Best Option: Online forex transacting has many great advantage. Firstly being, no commission or brokerage payable to middlemen, making your returns on online investments greater. Secondly, only a few hundred US Dollars is needed to get trading started. Thirdly, trading is open twenty-four hours a day, seven day a week. Most online trade companies offer greater leverage ratio’s to clients as added bonus and last but not least Live information in the form of real-time pricing, stock analysis, charting and current news is available via trade software. Demo account options are also available to practice and familiarise yourself with the market without risk.

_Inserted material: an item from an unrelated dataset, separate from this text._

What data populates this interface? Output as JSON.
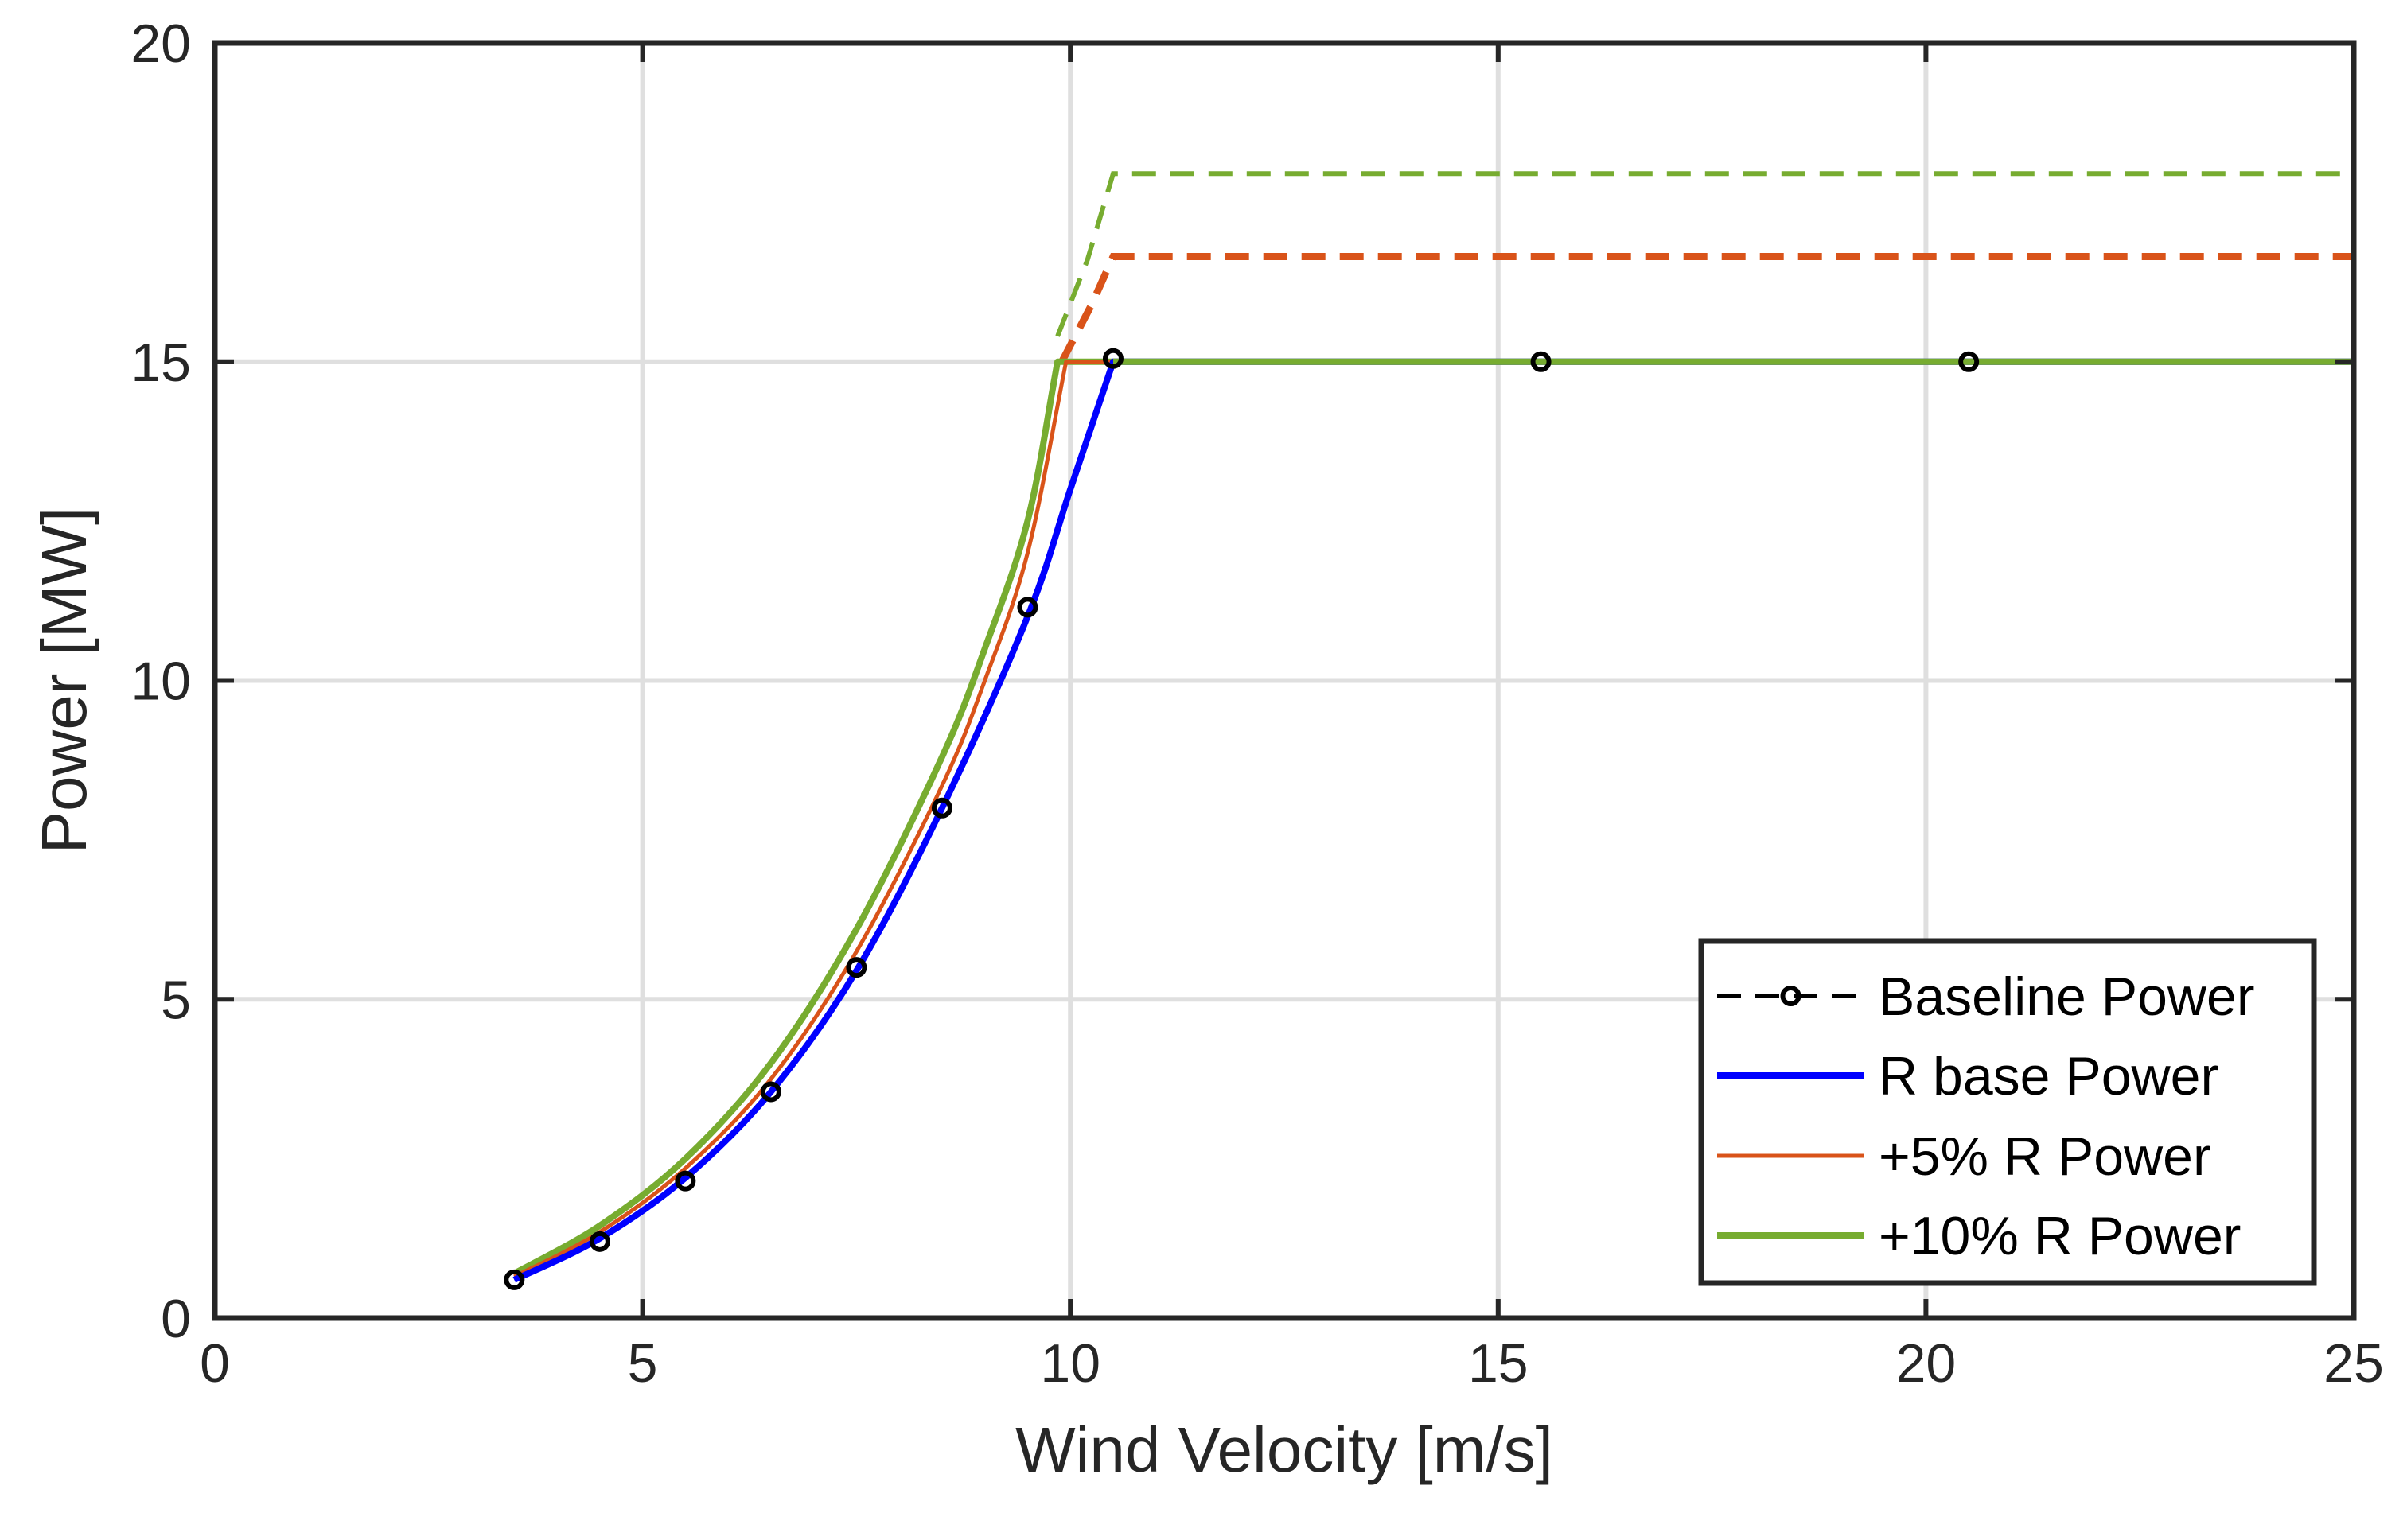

Cost efficient: Using online forex trading instead of normal brokered forex trading will save you bags of money as there is no middleman fees payable-you are your own broker. However online trading will attract costs in the form of opening, managing or administrating the account as well as software.

Experience required: Experience is required if you are planning to play the foreign exchange market online. Do a course or research on foreign exchange trade as you may just stumble upon terms or transactions you are not familiar with. Please bear in mind that your are exposed to high risks with this market type. The Forex Market has high returns as well as high risk. The positive and negative must be well-balanced to be successful.

Risky business: Foreign currency transacting is not conducted on a formal or organised exchange but rather over-the-counter. Over-the-counter transactions are not as strictly regulated as organised exchanges so remember that chances for fraud, theft and corruption are more common. Gearing or leverage, with even the most insignificant movement in market will have great impact on your deposit either for or against you. Forget about risk reducing orders as market conditions don’t always allow for their execution.